Vértebra 14
T7, tiê-fogo ou a abundância
Todos precisam de cotidianos des importantes. E o que são as lembranças em eles? Abundância. A puca do vestido foi, para Byr, modernidade. A mata estava lá, ao alcance das suas pernas. Nadar ela também sabia. Isso Byr memoriava às vezes, quando vinha um tremor na panturrilha e doía até que ela estendesse a musculatura. Até para essa situação havia uma cantilena. Durava um tempo a mais que o puxão do tornozelo. A sensação veio no momento de olhar a cara daquele índio. Byr, que queria correr para longe, longe, longe, teve de rilhar os dentes e entrar meio a trambolhão. O índio cismava olhando adiante, não a viu. Agora Byr não poderia cantar, esquivar-se. A pequenina brincava, por sorte, não deu pela mãe atrapalhada. Jovino entrou e saiu, também sem ser notado.
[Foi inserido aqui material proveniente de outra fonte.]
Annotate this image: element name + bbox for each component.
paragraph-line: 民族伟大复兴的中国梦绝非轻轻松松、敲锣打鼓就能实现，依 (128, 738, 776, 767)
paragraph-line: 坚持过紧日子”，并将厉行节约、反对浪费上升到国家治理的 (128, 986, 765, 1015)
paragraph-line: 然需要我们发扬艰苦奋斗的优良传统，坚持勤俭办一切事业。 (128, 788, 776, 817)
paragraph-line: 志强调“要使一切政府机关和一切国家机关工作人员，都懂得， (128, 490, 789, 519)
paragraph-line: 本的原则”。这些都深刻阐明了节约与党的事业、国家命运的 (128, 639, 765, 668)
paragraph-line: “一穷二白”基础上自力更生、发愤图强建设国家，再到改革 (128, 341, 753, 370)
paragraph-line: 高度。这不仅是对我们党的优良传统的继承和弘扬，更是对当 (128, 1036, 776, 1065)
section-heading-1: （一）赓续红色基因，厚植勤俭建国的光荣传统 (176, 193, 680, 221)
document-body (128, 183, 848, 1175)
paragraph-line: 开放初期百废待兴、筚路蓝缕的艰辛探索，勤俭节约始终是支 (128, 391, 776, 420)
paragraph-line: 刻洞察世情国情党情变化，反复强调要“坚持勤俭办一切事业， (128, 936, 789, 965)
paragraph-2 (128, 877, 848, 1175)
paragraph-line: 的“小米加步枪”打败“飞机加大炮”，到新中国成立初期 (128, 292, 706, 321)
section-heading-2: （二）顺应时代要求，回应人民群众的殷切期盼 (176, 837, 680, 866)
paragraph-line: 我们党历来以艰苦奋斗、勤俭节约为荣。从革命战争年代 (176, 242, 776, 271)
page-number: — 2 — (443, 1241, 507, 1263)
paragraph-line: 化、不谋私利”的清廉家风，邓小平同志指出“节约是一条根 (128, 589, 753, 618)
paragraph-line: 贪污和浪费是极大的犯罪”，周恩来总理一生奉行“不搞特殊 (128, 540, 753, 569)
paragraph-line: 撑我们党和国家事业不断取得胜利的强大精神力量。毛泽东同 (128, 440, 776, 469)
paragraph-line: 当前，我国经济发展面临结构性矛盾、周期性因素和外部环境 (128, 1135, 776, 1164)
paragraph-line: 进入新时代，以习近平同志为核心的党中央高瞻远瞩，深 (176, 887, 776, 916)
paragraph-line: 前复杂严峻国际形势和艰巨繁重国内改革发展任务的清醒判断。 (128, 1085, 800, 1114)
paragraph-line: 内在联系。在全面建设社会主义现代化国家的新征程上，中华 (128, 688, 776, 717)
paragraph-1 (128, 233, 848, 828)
Havia na garrafa sobre o tamborete um pouco do licor de Cândida. Xaxim Verdadeiro fez dele elixir e o mal súbito foi embora. Naquele momento do dia, as sentinelas estavam nos seus galhos, a fazer trabalhos de dar de comer, arrulhar, gritar, observar. Há tempos Byr não via sauá. Quando as apoquentações eram absorventes, eles ajudavam com os brincos. O tiê-fogo havia chegado há dois sóis, em seu fraque elegante e olhar arguto. Encarou Byr como a dizer: e então, qual a boa nova? A índia respirou melhor depois do gole de licor, sentiu sede, lembrou do suco de caju que viera na cesta. Diluiu um pouco na água da bilha e ofereceu a Cipó, que riu e piou comprido, a ponto do tié responder. Byr não era de fazer perguntas, tampouco achar respostas. Era força da natureza.
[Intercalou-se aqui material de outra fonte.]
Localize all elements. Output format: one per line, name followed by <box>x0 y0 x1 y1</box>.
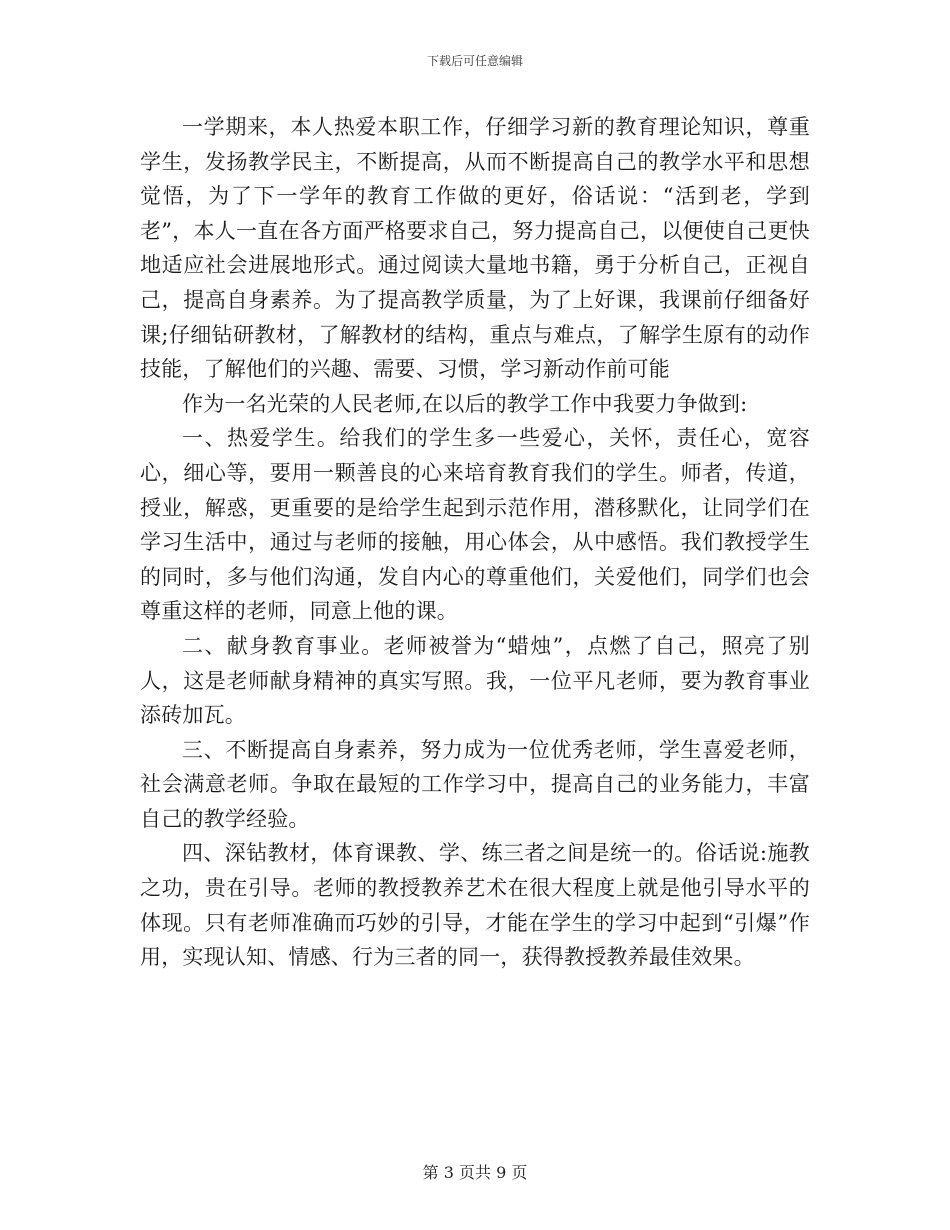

A história não vinha feia ou atraente. Nenhum conflito. Tijuca, invasor da sua meninice. Outro que chegara no momento em que a identidade da tribo virava pó. Bulia com seu cabelo, seu suor. Era farpado, diferente dos outros irmãos, diferente de Curuatinga. Quando Tijuca a cobriu, parecia coisa corriqueira, simples. Deixou pouco rastro. Cobriu, dormiu e não teve maior juro. As outras mulheres entenderam justo o acordo. O alvo de Tijuca era Curuatinga e ele nem despistava. Queria ser cacique. Descontava em Xaxim Verdadeiro alguma zanga, às vezes ficava vergão. Orun Tamõi tratava com guaco.
No último fogo de conselho dos homens, Tijuca puxou facão na voz. Desagravo que Curuatinga respondeu com piado de tiê-fogo. A contenda no corpo foi na mata. À traição, como era de se esperar. Curuatinga, detentor de todo conhecimento da aldeia, morto. Orun chorou. Saltou por quarenta e nove horas sem parar, para que a alma do cacique tivesse bom pouso. Depois rodou, rodou por tempo sem fim, para que Tijuca não mais retornasse. Orun sabia. Somente em outra pátria poderia ser benfeitor nesse gravame.
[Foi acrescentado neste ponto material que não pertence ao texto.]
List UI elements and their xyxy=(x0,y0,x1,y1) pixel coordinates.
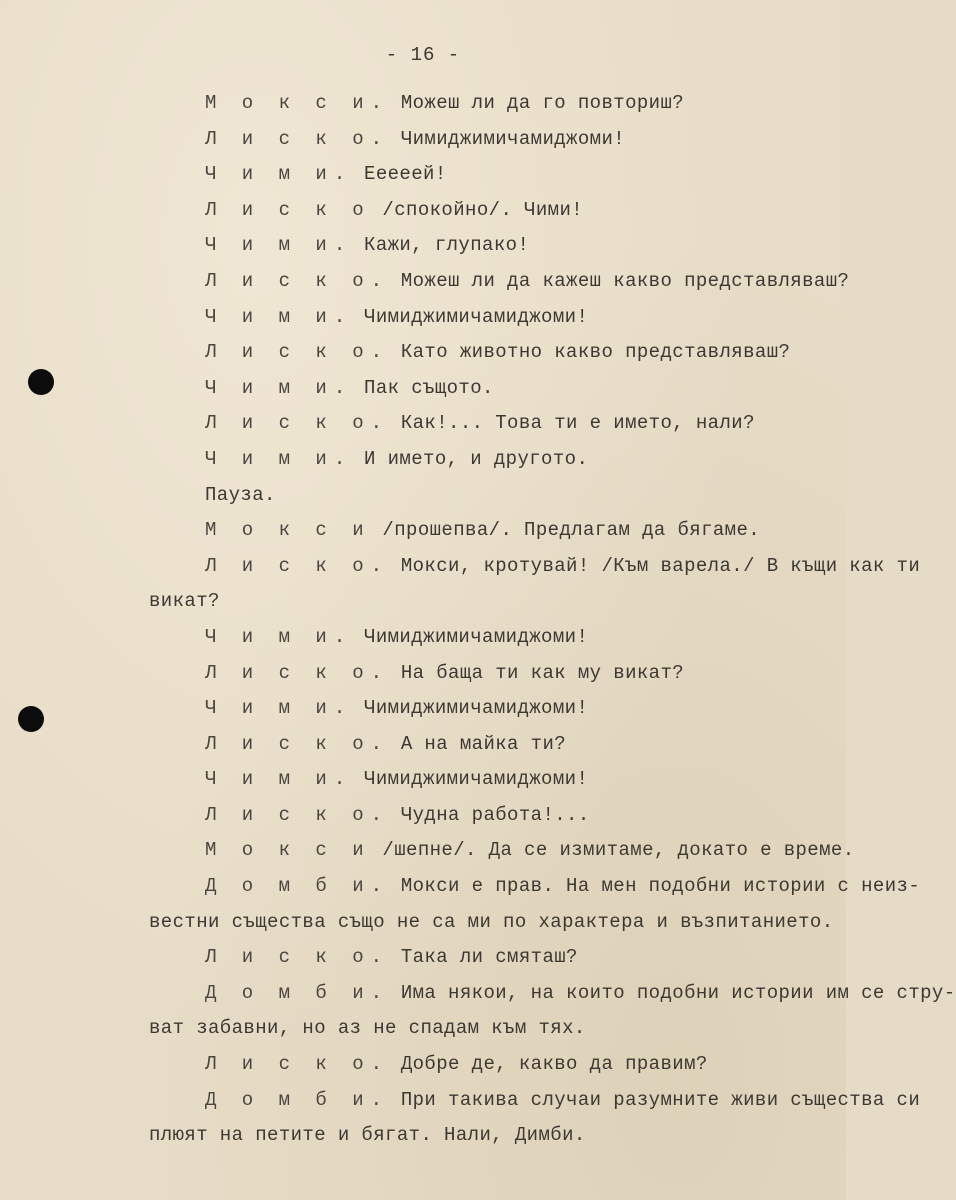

O tiê-fogo quieto na árvore. Byr tratou de arrumar suas coisas na palafita. Depois, pegou um toco de bordo e começou a entalhar. Pela décima sexta hora, o espelho como que sussurrou de dentro do baú. Convidava Xaxim Verdadeiro a olhar o próprio rosto. Ao separar um pedaço da franja para cada lado da testa, Byr alcançou um pote com urucum e reforçou a faixa sobre os olhos, até ficar da cor das penas do tiê-fogo. O coração morno nada guardava, a não ser seu compasso quieto e lealdade. Em uma tira de couro, Byr amarrou o pássaro entalhado e prendeu no colo. Com o vestido da abobé, agora seu, parecia blindada. Tijuca que viesse. Colocou os livros e o espelho no fundo do balaio. Os facões do lado. A água olorosa do vidro, que cheirava um pouco a urina, deu um acabamento peculiar ao seu perfil. Nessa hora, Byr começou a cantar. Pequeno, para não invadir a noite, para blindar a tapera, sua cria. Era o aunguhi que Orun entoou no dia em que Curuatinga morreu.
Byr tomou Isi’po nos braços e saiu, segura, para ver como reagia Selim ao voltar da morte. Na vizinhança, calma. Quando Catira pôs os olhos em Byr, convidou-a a ficar no rancho até a dureza passar. Urubitinga, nessa noite no galho do mamoeiro de Sá Ana, aprovou a decisão.